The duration of the matches is also reduced, rather like female tennis, down from the five minutes in male professional sumo to three minutes.
How Female Sumo Has Continued
Female sumo has largely operated under the radar at an amateur level. While male sumo wrestlers will reside in a stable (known as a heya) to live and train under the stable master (oyakata), it is a different discipline for women altogether at an amateur level.
In Japan, there are a mere six female clubs for sumo wrestling which equates to around one girl for each three hundred boys participating in the sport. Female sumo wrestlers are vastly outnumbered but they are still competing in tournaments.
One of the overriding reasons why female sumo has remained amateur is due to how the cultural traditions in Japan take a higher precedence. For instance, in Shino belief, women are forbidden to enter the dohyō due to the fact that they menstruate.
Thankfully, sumo tournaments do exist for women and some even feature girls who are aged from eight to 12. Though there are few female sumo wrestlers and tournaments, there are universities in Japan that allow women into their sumo clubs.
As the sports of baseball (see also, ‘Why is Baseball so Popular in Japan?‘) and soccer continue to grow as Japan’s leading spectator sports, the viewing figures for sumo wrestling have declined. There have been attempts to raise the profile of the sport by partnering with Pokémon Inc., and using Pikachu as a mascot.
That may appeal to a younger audience yet female sumo offers an opportunity for Japanese society to largely break with tradition and show their support. That could signify a big cultural shift and see Japan fall more in line with how female sport is considered in the West.
If female sumo is to persist into the future then that may mean planning for professional female sumo wrestlers. While they are unlikely to reach parity with their male counterparts, it would provide an economic opportunity for women.
Simply earning a living from sumo wrestling would be a major step for female sumo wrestlers and would see the sport grow exponentially with participation rising as the sport becomes more popular.
If the number of female sumo wrestlers continues to grow at a junior and senior level then one day it may even become an Olympic sport.
Frequently Asked Questions
Which Actions Are Forbidden In Sumo Wrestling Matches?
Certain actions are not allowed during a sumo wrestling match and these include gouging, punching, and kicking.
However, tripping and slapping are allowed and a sumo wrestler can even grab the sumo belt as long as it is around the waist and certainly not in the groin region.

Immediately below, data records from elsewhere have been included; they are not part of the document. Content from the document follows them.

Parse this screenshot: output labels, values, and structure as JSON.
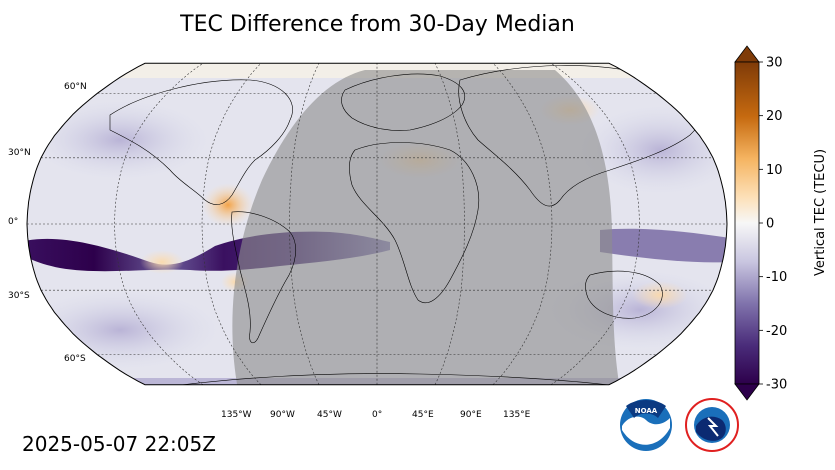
{
  "title": "TEC Difference from 30-Day Median",
  "timestamp": "2025-05-07 22:05Z",
  "map": {
    "projection": "robinson",
    "lat_labels": [
      "60°N",
      "30°N",
      "0°",
      "30°S",
      "60°S"
    ],
    "lon_labels": [
      "135°W",
      "90°W",
      "45°W",
      "0°",
      "45°E",
      "90°E",
      "135°E"
    ],
    "night_shading": true,
    "graticule_style": "dashed"
  },
  "colorbar": {
    "label": "Vertical TEC (TECU)",
    "ticks": [
      "30",
      "20",
      "10",
      "0",
      "-10",
      "-20",
      "-30"
    ],
    "range": [
      -30,
      30
    ],
    "colors": {
      "max": "#7f3b08",
      "high": "#e08214",
      "mid": "#f7f7f7",
      "low": "#8073ac",
      "min": "#2d004b"
    }
  },
  "colors": {
    "night_shade": "#9a9a9a",
    "ocean_base": "#e8e8f0",
    "coastline": "#000000"
  },
  "logos": {
    "noaa_icon": "noaa-logo",
    "nws_icon": "nws-logo",
    "noaa_text": "NOAA"
  }
}
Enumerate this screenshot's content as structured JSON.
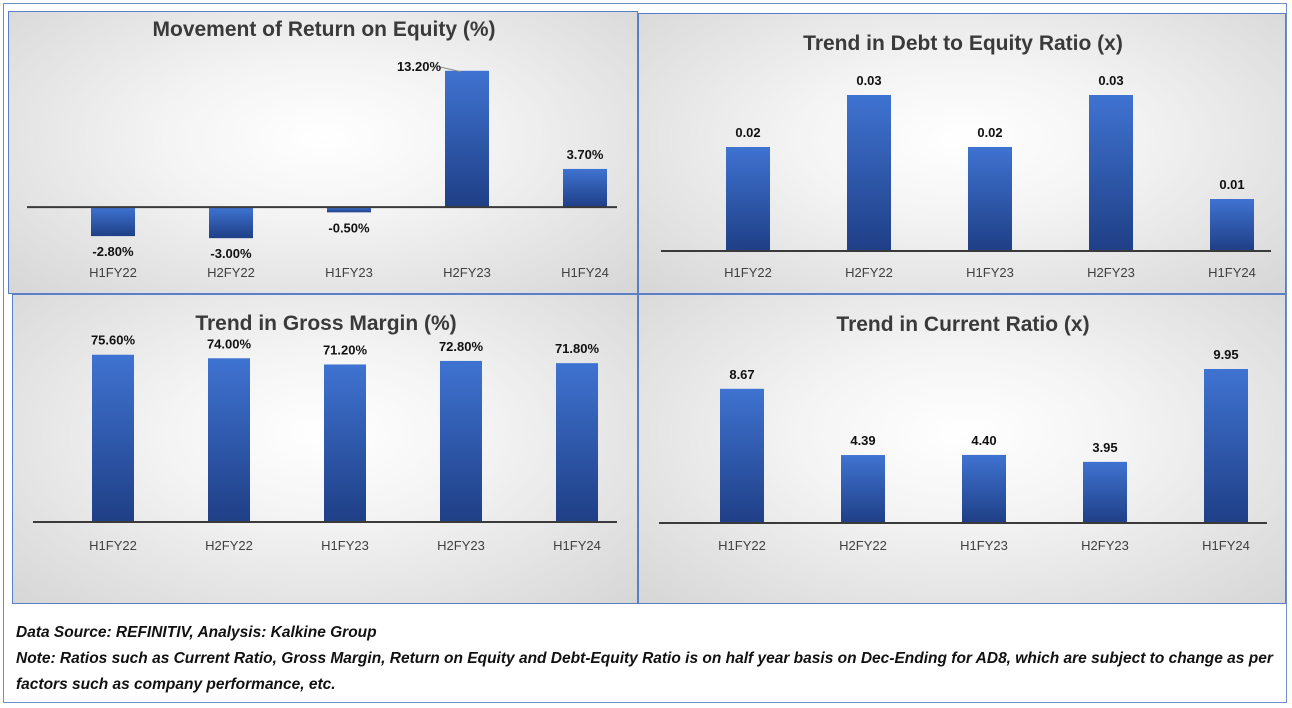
{
  "chart_data": [
    {
      "type": "bar",
      "title": "Movement of Return on Equity (%)",
      "categories": [
        "H1FY22",
        "H2FY22",
        "H1FY23",
        "H2FY23",
        "H1FY24"
      ],
      "values": [
        -2.8,
        -3.0,
        -0.5,
        13.2,
        3.7
      ],
      "data_labels": [
        "-2.80%",
        "-3.00%",
        "-0.50%",
        "13.20%",
        "3.70%"
      ],
      "ylim": [
        -5.5,
        15.5
      ],
      "grid": false,
      "legend": "none",
      "bar_color": "#3a6cc8"
    },
    {
      "type": "bar",
      "title": "Trend in Debt to Equity Ratio (x)",
      "categories": [
        "H1FY22",
        "H2FY22",
        "H1FY23",
        "H2FY23",
        "H1FY24"
      ],
      "values": [
        0.02,
        0.03,
        0.02,
        0.03,
        0.01
      ],
      "data_labels": [
        "0.02",
        "0.03",
        "0.02",
        "0.03",
        "0.01"
      ],
      "ylim": [
        0,
        0.035
      ],
      "grid": false,
      "legend": "none",
      "bar_color": "#3a6cc8"
    },
    {
      "type": "bar",
      "title": "Trend in Gross Margin (%)",
      "categories": [
        "H1FY22",
        "H2FY22",
        "H1FY23",
        "H2FY23",
        "H1FY24"
      ],
      "values": [
        75.6,
        74.0,
        71.2,
        72.8,
        71.8
      ],
      "data_labels": [
        "75.60%",
        "74.00%",
        "71.20%",
        "72.80%",
        "71.80%"
      ],
      "ylim": [
        0,
        80
      ],
      "grid": false,
      "legend": "none",
      "bar_color": "#3a6cc8"
    },
    {
      "type": "bar",
      "title": "Trend in Current Ratio (x)",
      "categories": [
        "H1FY22",
        "H2FY22",
        "H1FY23",
        "H2FY23",
        "H1FY24"
      ],
      "values": [
        8.67,
        4.39,
        4.4,
        3.95,
        9.95
      ],
      "data_labels": [
        "8.67",
        "4.39",
        "4.40",
        "3.95",
        "9.95"
      ],
      "ylim": [
        0,
        11.5
      ],
      "grid": false,
      "legend": "none",
      "bar_color": "#3a6cc8"
    }
  ],
  "footer": {
    "source": "Data Source: REFINITIV, Analysis: Kalkine Group",
    "note": "Note: Ratios such as Current Ratio, Gross Margin, Return on Equity and Debt-Equity Ratio is on half year basis on Dec-Ending for AD8, which are subject to change as per factors such as company performance, etc."
  }
}
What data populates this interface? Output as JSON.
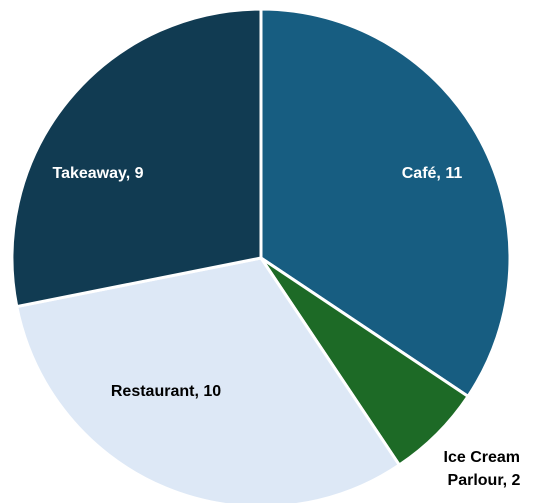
{
  "chart_data": {
    "type": "pie",
    "title": "",
    "slices": [
      {
        "label": "Café",
        "value": 11,
        "display": "Café, 11",
        "color": "#175d81"
      },
      {
        "label": "Ice Cream Parlour",
        "value": 2,
        "display_lines": [
          "Ice Cream",
          "Parlour, 2"
        ],
        "color": "#1d6a26"
      },
      {
        "label": "Restaurant",
        "value": 10,
        "display": "Restaurant, 10",
        "color": "#dde8f6"
      },
      {
        "label": "Takeaway",
        "value": 9,
        "display": "Takeaway, 9",
        "color": "#113b52"
      }
    ],
    "start_angle": "12 o'clock",
    "direction": "clockwise",
    "legend": "none",
    "data_labels": "category, value"
  }
}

Across both genders, hair pulling and grabbing (unless it is of the sumo belt) are also banned.
What Is Included In A Sumo Wrestler’s Diet?
There is a dedication and discipline that goes towards a sumo wrestler’s diet and usually only means two meals a day with many missing out on breakfast during the traditional training process.
To fuel themselves up for a sumo match, sumo wrestlers follow a strict diet. This typically includes safe starches like noodles and rice, and a tight balance of protein from fish and meat with vast amounts of vegetables.
Lunch is also expected to be chanko-nabe which is a tasty stew containing a variety of vegetables with meat in a dashi broth.